Brussels Airlines, part of Brussels Airlines, says it has strong fuel security despite the ongoing Middle East crisis. The airline confirmed that kerosene supply is secured for the next four to six weeks. CEO Dorothea von Boxberg said the company is watching risks linked to the Strait of Hormuz blockade. She added that flight schedules remain unchanged. The airline said the current situation has not caused operational disruption. Industry experts are closely tracking fuel supply chains as tensions continue in key shipping routes. Airlines across Europe are reviewing their fuel plans to manage risk.
The airline said its fuel suppliers have given clear assurances. Deliveries of kerosene are stable for now. This reduces immediate risk of shortages. The company said new fuel sources are also entering the European market. These come from regions outside the Middle East. This helps balance supply pressure. Brussels Airlines fuel planning team said there is no sign of short-term disruption. The airline continues normal operations across its network. Passengers are not expected to face schedule changes due to fuel issues.
A key factor is hedging. Brussels Airlines has hedged 80 percent of its kerosene needs.

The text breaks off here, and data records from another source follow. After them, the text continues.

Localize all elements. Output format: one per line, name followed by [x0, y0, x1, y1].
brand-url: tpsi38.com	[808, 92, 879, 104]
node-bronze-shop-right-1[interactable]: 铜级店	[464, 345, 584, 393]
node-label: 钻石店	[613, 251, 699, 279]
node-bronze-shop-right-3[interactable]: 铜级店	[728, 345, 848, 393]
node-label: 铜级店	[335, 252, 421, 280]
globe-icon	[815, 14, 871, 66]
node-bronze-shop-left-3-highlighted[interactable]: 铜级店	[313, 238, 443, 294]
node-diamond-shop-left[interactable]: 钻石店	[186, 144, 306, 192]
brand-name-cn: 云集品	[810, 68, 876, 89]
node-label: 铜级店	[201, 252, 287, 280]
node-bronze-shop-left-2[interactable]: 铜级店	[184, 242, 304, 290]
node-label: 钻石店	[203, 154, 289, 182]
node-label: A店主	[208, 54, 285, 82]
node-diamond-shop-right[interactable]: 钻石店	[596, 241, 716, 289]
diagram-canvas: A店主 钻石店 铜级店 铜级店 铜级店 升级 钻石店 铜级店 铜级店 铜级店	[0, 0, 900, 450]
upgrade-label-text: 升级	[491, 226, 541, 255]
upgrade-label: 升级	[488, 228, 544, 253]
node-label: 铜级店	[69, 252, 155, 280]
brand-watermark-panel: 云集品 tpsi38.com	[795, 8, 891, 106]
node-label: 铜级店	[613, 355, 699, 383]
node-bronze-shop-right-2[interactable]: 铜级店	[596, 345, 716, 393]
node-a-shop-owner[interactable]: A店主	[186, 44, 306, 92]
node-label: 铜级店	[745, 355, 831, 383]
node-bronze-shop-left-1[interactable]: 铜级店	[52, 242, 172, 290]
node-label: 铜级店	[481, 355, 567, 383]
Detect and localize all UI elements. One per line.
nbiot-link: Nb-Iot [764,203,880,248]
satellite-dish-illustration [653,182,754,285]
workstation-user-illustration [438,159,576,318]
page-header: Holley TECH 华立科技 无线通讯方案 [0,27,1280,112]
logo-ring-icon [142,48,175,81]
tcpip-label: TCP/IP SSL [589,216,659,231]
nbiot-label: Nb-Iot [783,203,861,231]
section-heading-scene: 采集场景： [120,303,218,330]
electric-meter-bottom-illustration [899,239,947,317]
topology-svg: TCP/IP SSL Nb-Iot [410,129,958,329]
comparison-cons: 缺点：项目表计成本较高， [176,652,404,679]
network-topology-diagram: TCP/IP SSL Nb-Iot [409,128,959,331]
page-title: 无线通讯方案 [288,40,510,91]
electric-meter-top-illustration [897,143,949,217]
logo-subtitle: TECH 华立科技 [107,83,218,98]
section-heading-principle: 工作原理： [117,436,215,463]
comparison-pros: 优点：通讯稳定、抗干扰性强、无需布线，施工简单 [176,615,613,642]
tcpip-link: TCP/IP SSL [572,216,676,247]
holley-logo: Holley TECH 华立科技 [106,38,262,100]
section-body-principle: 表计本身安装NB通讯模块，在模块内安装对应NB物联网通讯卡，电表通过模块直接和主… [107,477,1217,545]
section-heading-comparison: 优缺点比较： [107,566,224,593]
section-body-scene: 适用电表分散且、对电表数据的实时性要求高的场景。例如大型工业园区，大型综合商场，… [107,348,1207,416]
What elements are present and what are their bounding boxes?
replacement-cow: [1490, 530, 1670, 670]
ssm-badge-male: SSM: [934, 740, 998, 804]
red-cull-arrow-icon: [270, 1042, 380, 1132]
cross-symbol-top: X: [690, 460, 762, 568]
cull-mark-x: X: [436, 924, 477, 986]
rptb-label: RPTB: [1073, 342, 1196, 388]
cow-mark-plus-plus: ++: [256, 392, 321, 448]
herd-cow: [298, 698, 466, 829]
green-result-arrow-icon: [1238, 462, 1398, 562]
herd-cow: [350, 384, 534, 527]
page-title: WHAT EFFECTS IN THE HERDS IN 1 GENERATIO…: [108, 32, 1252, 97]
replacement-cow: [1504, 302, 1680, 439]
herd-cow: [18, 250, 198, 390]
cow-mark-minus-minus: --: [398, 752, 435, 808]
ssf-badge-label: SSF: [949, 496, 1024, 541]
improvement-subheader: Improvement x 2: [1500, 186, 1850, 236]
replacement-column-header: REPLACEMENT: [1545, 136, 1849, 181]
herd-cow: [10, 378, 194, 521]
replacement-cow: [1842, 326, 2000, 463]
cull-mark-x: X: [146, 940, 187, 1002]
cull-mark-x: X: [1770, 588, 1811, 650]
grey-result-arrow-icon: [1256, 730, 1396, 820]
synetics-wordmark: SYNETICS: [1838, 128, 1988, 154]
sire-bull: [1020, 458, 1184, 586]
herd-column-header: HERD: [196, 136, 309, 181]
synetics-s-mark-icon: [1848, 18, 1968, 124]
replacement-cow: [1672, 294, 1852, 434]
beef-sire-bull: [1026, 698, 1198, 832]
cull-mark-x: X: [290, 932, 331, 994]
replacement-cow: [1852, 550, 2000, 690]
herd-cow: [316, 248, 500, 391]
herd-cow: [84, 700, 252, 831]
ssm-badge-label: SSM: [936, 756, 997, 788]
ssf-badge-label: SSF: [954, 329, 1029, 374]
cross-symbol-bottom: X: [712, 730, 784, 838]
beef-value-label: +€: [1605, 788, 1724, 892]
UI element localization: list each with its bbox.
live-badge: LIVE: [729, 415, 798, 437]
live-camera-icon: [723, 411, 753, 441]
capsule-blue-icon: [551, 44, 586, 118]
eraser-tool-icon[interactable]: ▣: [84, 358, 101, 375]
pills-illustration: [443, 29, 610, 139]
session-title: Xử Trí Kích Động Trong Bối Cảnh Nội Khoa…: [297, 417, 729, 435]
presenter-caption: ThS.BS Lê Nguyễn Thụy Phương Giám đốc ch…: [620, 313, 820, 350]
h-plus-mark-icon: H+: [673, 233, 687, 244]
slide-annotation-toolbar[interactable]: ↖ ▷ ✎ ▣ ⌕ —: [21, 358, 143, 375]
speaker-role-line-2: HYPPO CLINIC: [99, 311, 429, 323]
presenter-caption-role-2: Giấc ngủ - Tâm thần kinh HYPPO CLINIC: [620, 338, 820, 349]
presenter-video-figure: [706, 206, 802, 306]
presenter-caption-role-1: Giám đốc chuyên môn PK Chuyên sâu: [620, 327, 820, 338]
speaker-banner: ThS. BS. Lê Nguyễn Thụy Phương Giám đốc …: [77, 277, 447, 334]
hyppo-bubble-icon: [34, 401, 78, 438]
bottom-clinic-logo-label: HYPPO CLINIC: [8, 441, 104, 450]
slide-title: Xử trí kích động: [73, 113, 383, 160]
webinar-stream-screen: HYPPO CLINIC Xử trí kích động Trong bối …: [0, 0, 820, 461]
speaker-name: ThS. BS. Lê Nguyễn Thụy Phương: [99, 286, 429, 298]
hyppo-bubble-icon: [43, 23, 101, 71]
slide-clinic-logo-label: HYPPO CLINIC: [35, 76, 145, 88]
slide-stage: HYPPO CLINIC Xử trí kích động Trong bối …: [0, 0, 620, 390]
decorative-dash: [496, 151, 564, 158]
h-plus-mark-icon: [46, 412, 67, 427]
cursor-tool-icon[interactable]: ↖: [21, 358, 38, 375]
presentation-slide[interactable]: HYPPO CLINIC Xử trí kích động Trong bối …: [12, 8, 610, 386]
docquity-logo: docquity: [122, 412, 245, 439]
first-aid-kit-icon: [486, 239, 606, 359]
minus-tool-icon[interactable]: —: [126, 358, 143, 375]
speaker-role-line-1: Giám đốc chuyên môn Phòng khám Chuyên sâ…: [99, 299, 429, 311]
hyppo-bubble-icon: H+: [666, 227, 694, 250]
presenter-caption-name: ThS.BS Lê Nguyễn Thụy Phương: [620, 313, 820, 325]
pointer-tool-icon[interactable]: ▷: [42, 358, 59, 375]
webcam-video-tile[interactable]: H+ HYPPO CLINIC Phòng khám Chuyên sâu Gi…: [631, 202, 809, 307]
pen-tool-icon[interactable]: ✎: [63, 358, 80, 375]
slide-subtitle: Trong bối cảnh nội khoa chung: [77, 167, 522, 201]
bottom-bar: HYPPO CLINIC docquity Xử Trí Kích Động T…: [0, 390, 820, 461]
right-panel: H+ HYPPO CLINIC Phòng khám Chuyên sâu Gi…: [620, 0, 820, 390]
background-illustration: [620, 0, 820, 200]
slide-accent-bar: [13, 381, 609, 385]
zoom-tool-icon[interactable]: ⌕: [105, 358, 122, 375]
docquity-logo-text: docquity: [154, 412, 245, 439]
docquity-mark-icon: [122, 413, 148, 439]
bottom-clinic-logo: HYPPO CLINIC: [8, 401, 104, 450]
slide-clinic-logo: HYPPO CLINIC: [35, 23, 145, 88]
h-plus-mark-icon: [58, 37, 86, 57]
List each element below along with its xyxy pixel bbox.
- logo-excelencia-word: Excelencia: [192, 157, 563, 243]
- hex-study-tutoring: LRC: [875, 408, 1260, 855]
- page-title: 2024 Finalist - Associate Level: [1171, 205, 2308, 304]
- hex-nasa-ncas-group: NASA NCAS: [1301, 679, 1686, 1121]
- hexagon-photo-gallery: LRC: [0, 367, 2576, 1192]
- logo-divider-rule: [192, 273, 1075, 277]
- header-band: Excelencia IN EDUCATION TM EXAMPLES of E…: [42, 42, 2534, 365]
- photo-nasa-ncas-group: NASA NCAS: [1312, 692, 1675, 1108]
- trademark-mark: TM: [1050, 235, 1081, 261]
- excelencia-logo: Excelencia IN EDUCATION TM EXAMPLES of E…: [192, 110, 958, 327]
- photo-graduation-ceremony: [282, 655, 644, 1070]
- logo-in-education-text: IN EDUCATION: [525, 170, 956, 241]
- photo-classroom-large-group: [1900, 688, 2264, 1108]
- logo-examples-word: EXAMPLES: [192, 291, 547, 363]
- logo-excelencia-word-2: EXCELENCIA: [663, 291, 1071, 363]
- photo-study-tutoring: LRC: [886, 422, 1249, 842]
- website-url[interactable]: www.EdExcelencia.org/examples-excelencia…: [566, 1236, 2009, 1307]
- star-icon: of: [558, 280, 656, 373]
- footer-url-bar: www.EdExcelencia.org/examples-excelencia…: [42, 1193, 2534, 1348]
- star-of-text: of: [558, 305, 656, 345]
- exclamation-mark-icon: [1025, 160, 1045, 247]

This means prices are locked in for a period. It protects the airline from sudden fuel price jumps. This strategy gives the airline a strong cost advantage. It is especially useful compared to some US carriers. Many US airlines hedge less or not at all. The company also benefits from the NATO pipeline system. This system helps secure fuel supply in Europe during global disruptions. It improves stability for Brussels Airlines fuel operations.
CEO Dorothea von Boxberg said passengers should not worry about cancellations. She said there will always be fuel available. She also said the airline is in a stronger position than many global competitors. She pointed to diversified supply routes. The airline continues full flight operations. Demand for travel remains stable. Customers are still booking flights without major concern. The airline is monitoring the Middle East situation closely. It will adjust plans only if needed.
However, the Middle East crisis is affecting costs. Lufthansa Group, the parent company, reported higher fuel expenses. This has reduced profit expectations for the year. Brussels Airlines said it will not reach its 8 percent profit margin target. Rising fuel prices are the main reason. The airline still expects to return to profit in 2026. Fuel remains the largest operating cost for airlines. Higher global prices are putting pressure on European carriers.
The company also faces internal challenges. Union protests in Belgium are creating extra costs. A national protest in March cost more than one million euros. Another planned action could add more losses. The CEO said these events are frustrating. She said the airline is not part of the dispute. Still, it must pay the cost. These disruptions add pressure during a difficult period for Brussels Airlines fuel management and operations.
The Lufthansa Group also posted an operating loss of 612 million euros in the first quarter. It blamed rising fuel prices. To manage costs, it is cutting some flights and increasing ticket prices. However, there is a small positive trend. Some passengers are avoiding Middle East hubs. They are choosing European connections instead. This supports demand in other routes. Revenue increased by 8 percent in the first quarter. The group expects stronger performance in 2026. It predicts operating profit will be at least 10 percent higher than 2025. The outlook depends on fuel stability and global travel demand.
Overall, the airline industry in Europe is facing mixed pressure from fuel costs and global tensions. Brussels Airlines fuel planning remains focused on stability and cost control. Analysts say hedging strategies will help reduce short-term risk, but long-term prices remain uncertain. Travel demand in Europe is still strong, especially for summer routes and business travel. The company continues to adapt its network based on fuel supply and market conditions.